Quelle est la position d’Israël face à la crise catalane ? Et comment se portent les relations entre Jérusalem et Madrid alors que le président israélien Reouven Rivlin est en visite officielle en Espagne ? Pour le savoir, Actualité Juive a rencontré Yigal Palmor, actuel directeur de la communication de l’Agence Juive, qui fut chargé de la presse et de la communication à l’Ambassade d’Israël à Madrid de 1990 à 1994.
Actualité Juive : Pourquoi Israël reste-t-il sur sa réserve à propos de la crise catalane ?
Ygal Palmor : Israël ne peut reconnaître l’indépendance unilatérale de la Catalogne pas plus que celle du Kosovo, car cela ouvrirait la voie à la reconnaissance de la déclaration unilatérale d’indépendance de la Palestine, ce qui est hors de question pour Jérusalem. Et Israël ne peut pas déclarer non plus publiquement son soutien à la position de Madrid car c’est Madrid elle-même qui insiste sur le fait que ce problème est une question interne et non internationale. D’où la nécessité de ne pas s’immiscer dans les affaires internes d’un pays, auquel on insinue au passage qu’il ferait bien d’adopter la même attitude à l’égard des affaires internes d’Israël.
Ceci dit, cette réserve va quand même un peu dans le sens des positions souhaitées par Madrid, puisqu’il est fait appel à un « consensus national », visant clairement une solution dans le cadre de l’État espagnol. Israël ne peut pas, évidemment, se permettre une position totalement contradictoire à celle des Etats-Unis et de l’Union Européenne.
A.J.: D’aucuns comparent le dossier nationaliste catalan avec le problème palestinien ?

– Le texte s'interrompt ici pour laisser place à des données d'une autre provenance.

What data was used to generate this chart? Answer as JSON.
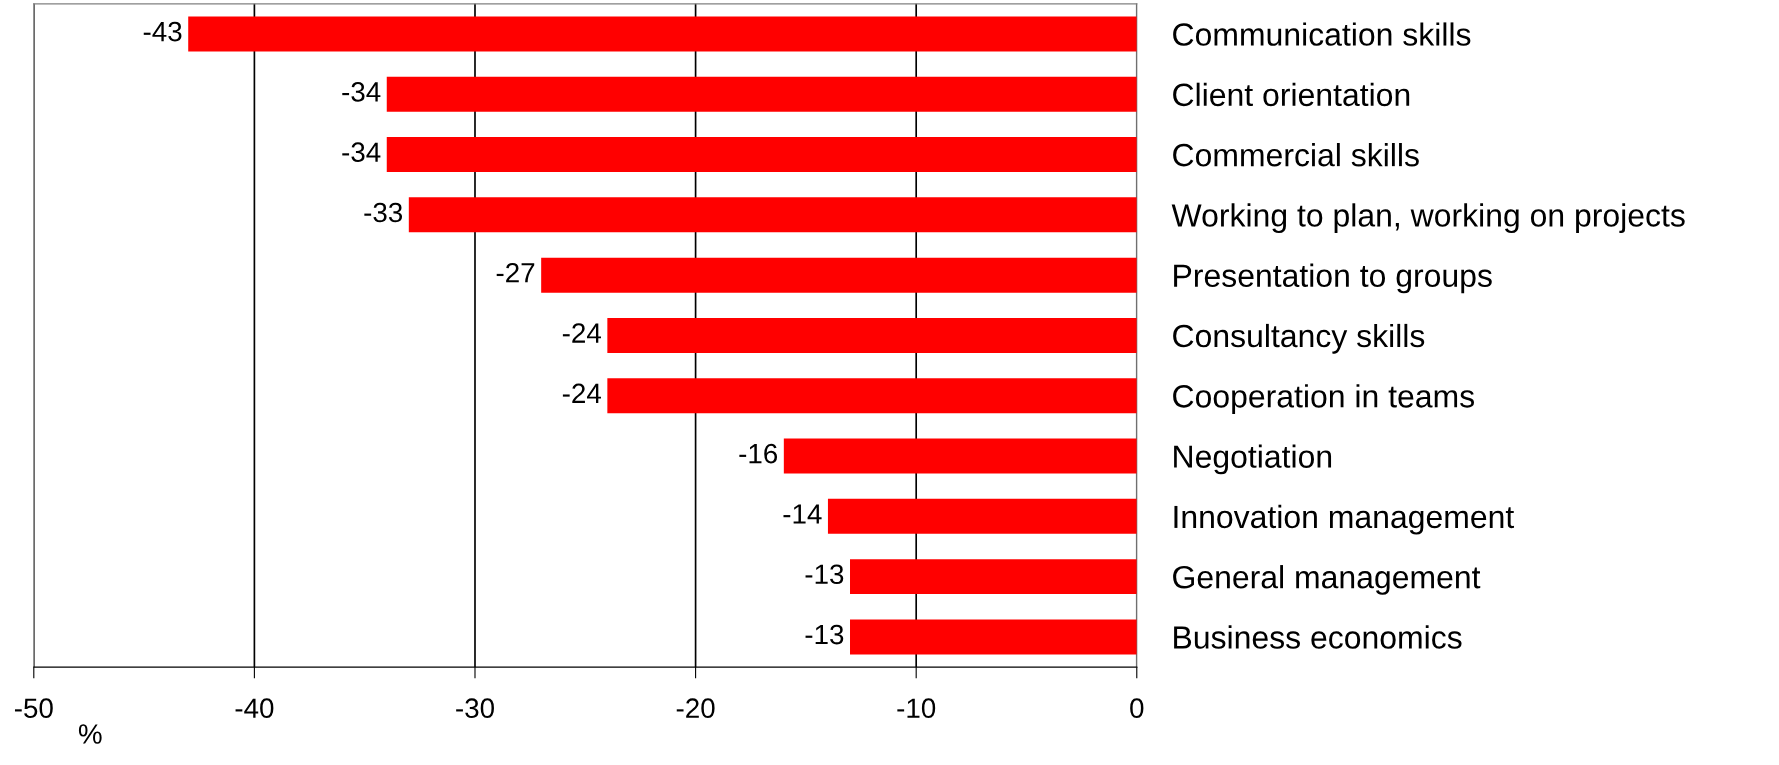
{
  "chart_data": {
    "type": "bar",
    "orientation": "horizontal",
    "xlabel": "%",
    "categories": [
      "Communication skills",
      "Client orientation",
      "Commercial skills",
      "Working to plan, working on projects",
      "Presentation to groups",
      "Consultancy skills",
      "Cooperation in teams",
      "Negotiation",
      "Innovation management",
      "General management",
      "Business economics"
    ],
    "values": [
      -43,
      -34,
      -34,
      -33,
      -27,
      -24,
      -24,
      -16,
      -14,
      -13,
      -13
    ],
    "color": "#ff0000",
    "xlim": [
      -50,
      0
    ],
    "xticks": [
      -50,
      -40,
      -30,
      -20,
      -10,
      0
    ],
    "grid": "x",
    "data_labels": true
  }
}
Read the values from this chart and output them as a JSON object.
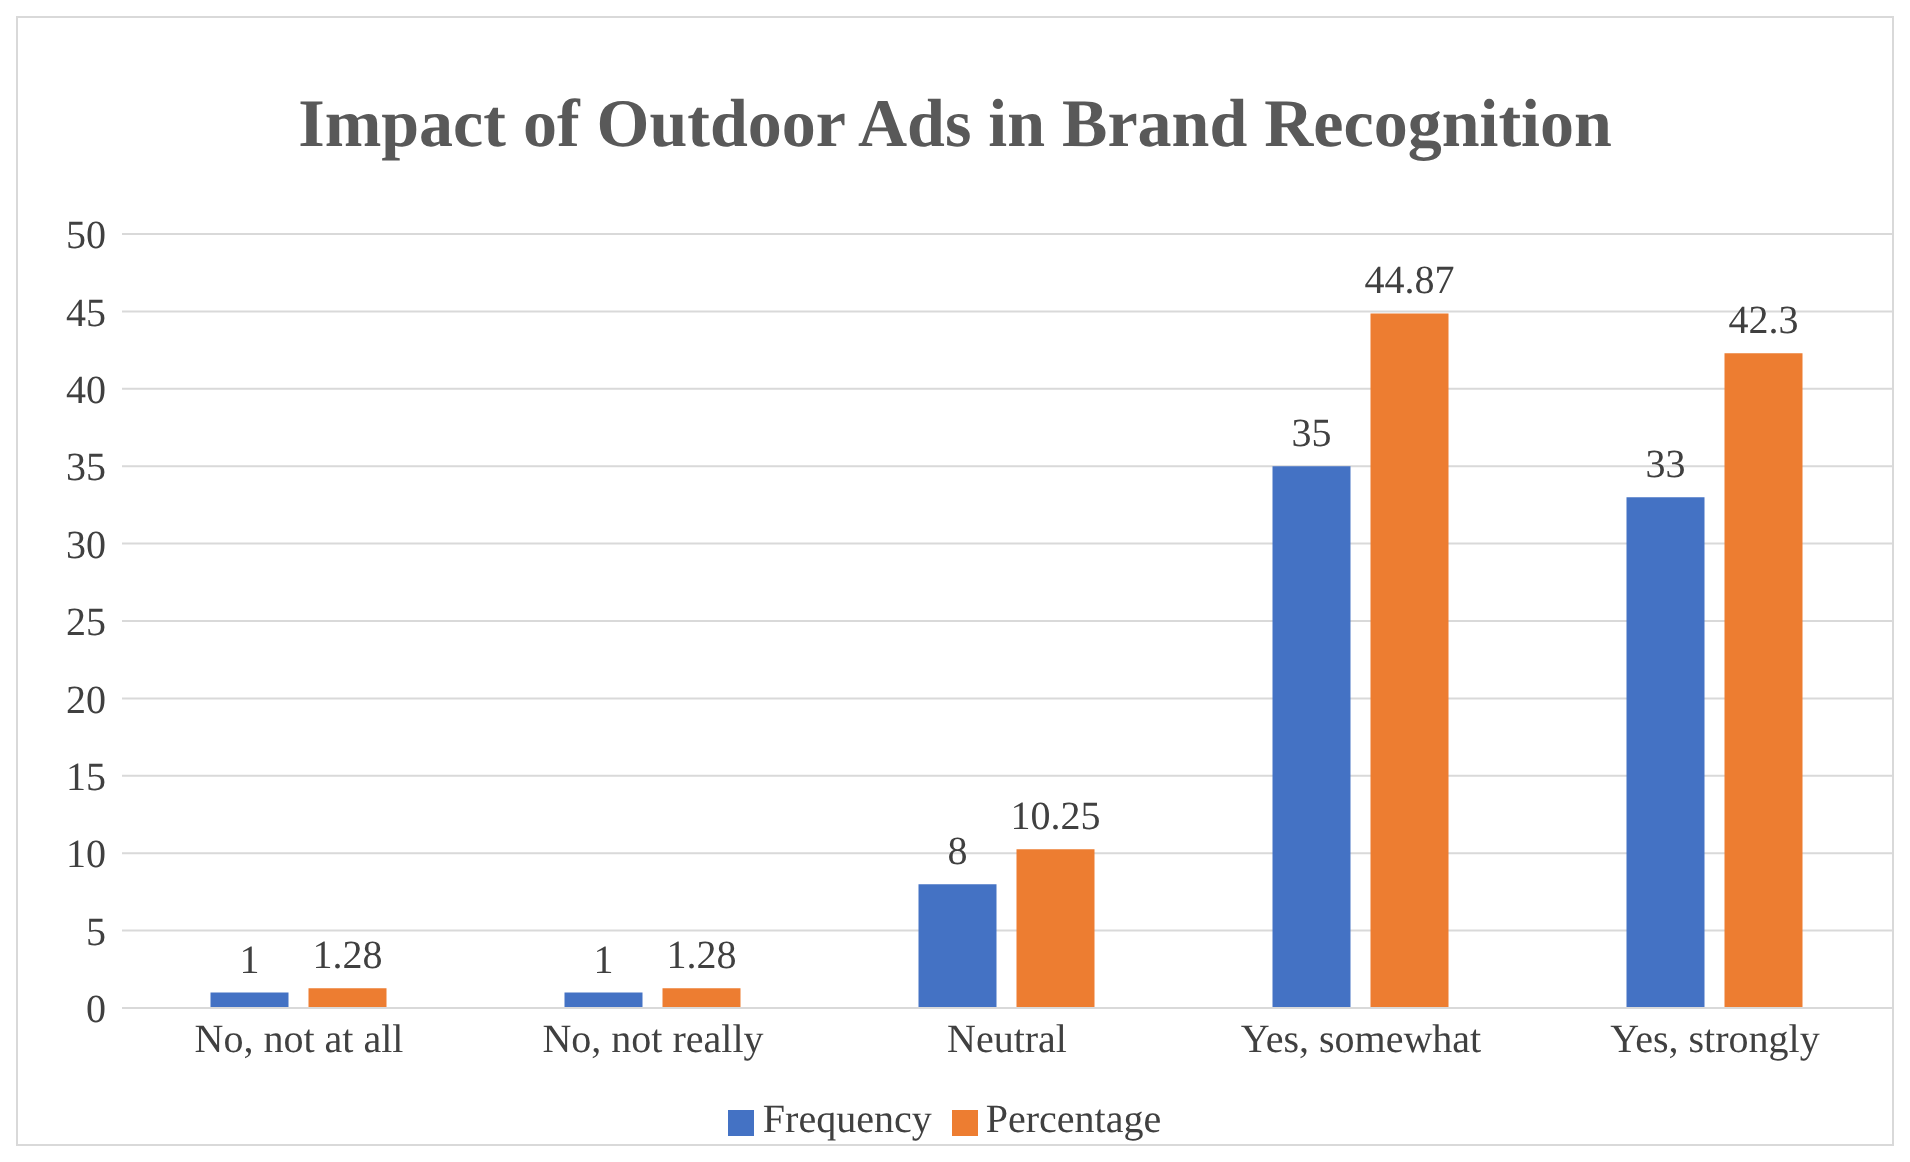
{
  "chart_data": {
    "type": "bar",
    "title": "Impact of Outdoor Ads in Brand Recognition",
    "categories": [
      "No, not at all",
      "No, not really",
      "Neutral",
      "Yes, somewhat",
      "Yes, strongly"
    ],
    "series": [
      {
        "name": "Frequency",
        "color": "#4472c4",
        "values": [
          1,
          1,
          8,
          35,
          33
        ]
      },
      {
        "name": "Percentage",
        "color": "#ed7d31",
        "values": [
          1.28,
          1.28,
          10.25,
          44.87,
          42.3
        ]
      }
    ],
    "ylim": [
      0,
      50
    ],
    "yticks": [
      0,
      5,
      10,
      15,
      20,
      25,
      30,
      35,
      40,
      45,
      50
    ],
    "grid": "y",
    "legend": "bottom",
    "data_labels": true
  }
}
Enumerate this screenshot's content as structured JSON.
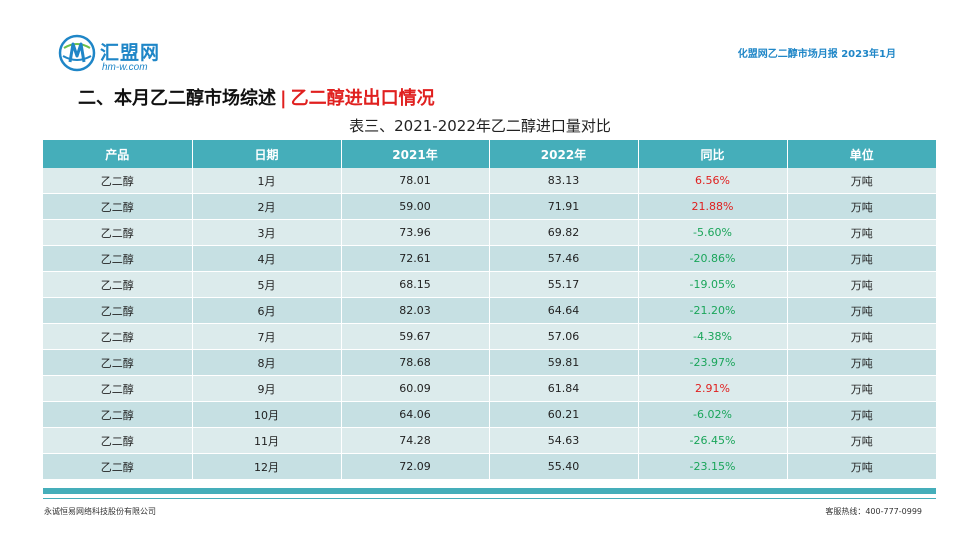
{
  "header": {
    "logo_text": "汇盟网",
    "logo_domain": "hm-w.com",
    "report_title": "化盟网乙二醇市场月报   2023年1月"
  },
  "section": {
    "title": "二、本月乙二醇市场综述",
    "separator": "|",
    "subtitle": "乙二醇进出口情况"
  },
  "table": {
    "caption": "表三、2021-2022年乙二醇进口量对比",
    "headers": [
      "产品",
      "日期",
      "2021年",
      "2022年",
      "同比",
      "单位"
    ],
    "rows": [
      [
        "乙二醇",
        "1月",
        "78.01",
        "83.13",
        "6.56%",
        "万吨"
      ],
      [
        "乙二醇",
        "2月",
        "59.00",
        "71.91",
        "21.88%",
        "万吨"
      ],
      [
        "乙二醇",
        "3月",
        "73.96",
        "69.82",
        "-5.60%",
        "万吨"
      ],
      [
        "乙二醇",
        "4月",
        "72.61",
        "57.46",
        "-20.86%",
        "万吨"
      ],
      [
        "乙二醇",
        "5月",
        "68.15",
        "55.17",
        "-19.05%",
        "万吨"
      ],
      [
        "乙二醇",
        "6月",
        "82.03",
        "64.64",
        "-21.20%",
        "万吨"
      ],
      [
        "乙二醇",
        "7月",
        "59.67",
        "57.06",
        "-4.38%",
        "万吨"
      ],
      [
        "乙二醇",
        "8月",
        "78.68",
        "59.81",
        "-23.97%",
        "万吨"
      ],
      [
        "乙二醇",
        "9月",
        "60.09",
        "61.84",
        "2.91%",
        "万吨"
      ],
      [
        "乙二醇",
        "10月",
        "64.06",
        "60.21",
        "-6.02%",
        "万吨"
      ],
      [
        "乙二醇",
        "11月",
        "74.28",
        "54.63",
        "-26.45%",
        "万吨"
      ],
      [
        "乙二醇",
        "12月",
        "72.09",
        "55.40",
        "-23.15%",
        "万吨"
      ]
    ]
  },
  "footer": {
    "company": "永诚恒易网络科技股份有限公司",
    "hotline": "客服热线：400-777-0999"
  },
  "colors": {
    "header_bg": "#45aeba",
    "row_light": "#dcebec",
    "row_dark": "#c6e0e3",
    "positive": "#e0201f",
    "negative": "#1aa55a",
    "brand": "#1f86c7"
  }
}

Y.P.: Il faut se garder de toute comparaison. D’un côté, les Catalans sont tous citoyens espagnols, alors que les Palestiniens de Judée-Samarie et Gaza ne sont pas citoyens d’Israël. D’un autre côté, les Catalans souhaitent l’indépendance de leur territoire sans revendiquer Madrid ou le reste de l’Espagne, alors que les revendications territoriales des Palestiniens comprennent Jérusalem, voire le reste d’Israël. Il s’agit donc de deux problèmes totalement distincts que rien ne rapproche. Les Israéliens éprouvent par ailleurs une sympathie historique pour la cause catalane, depuis que les volontaires du Yichouv sont partis combattre aux côtés des Républicains lors de la guerre civile espagnole, entre 1936 et 1939, et jusqu’à l’identification avec les efforts parfois clandestins de préserver l’usage de la langue et des coutumes, persécutés et opprimés par le dictateur Franco.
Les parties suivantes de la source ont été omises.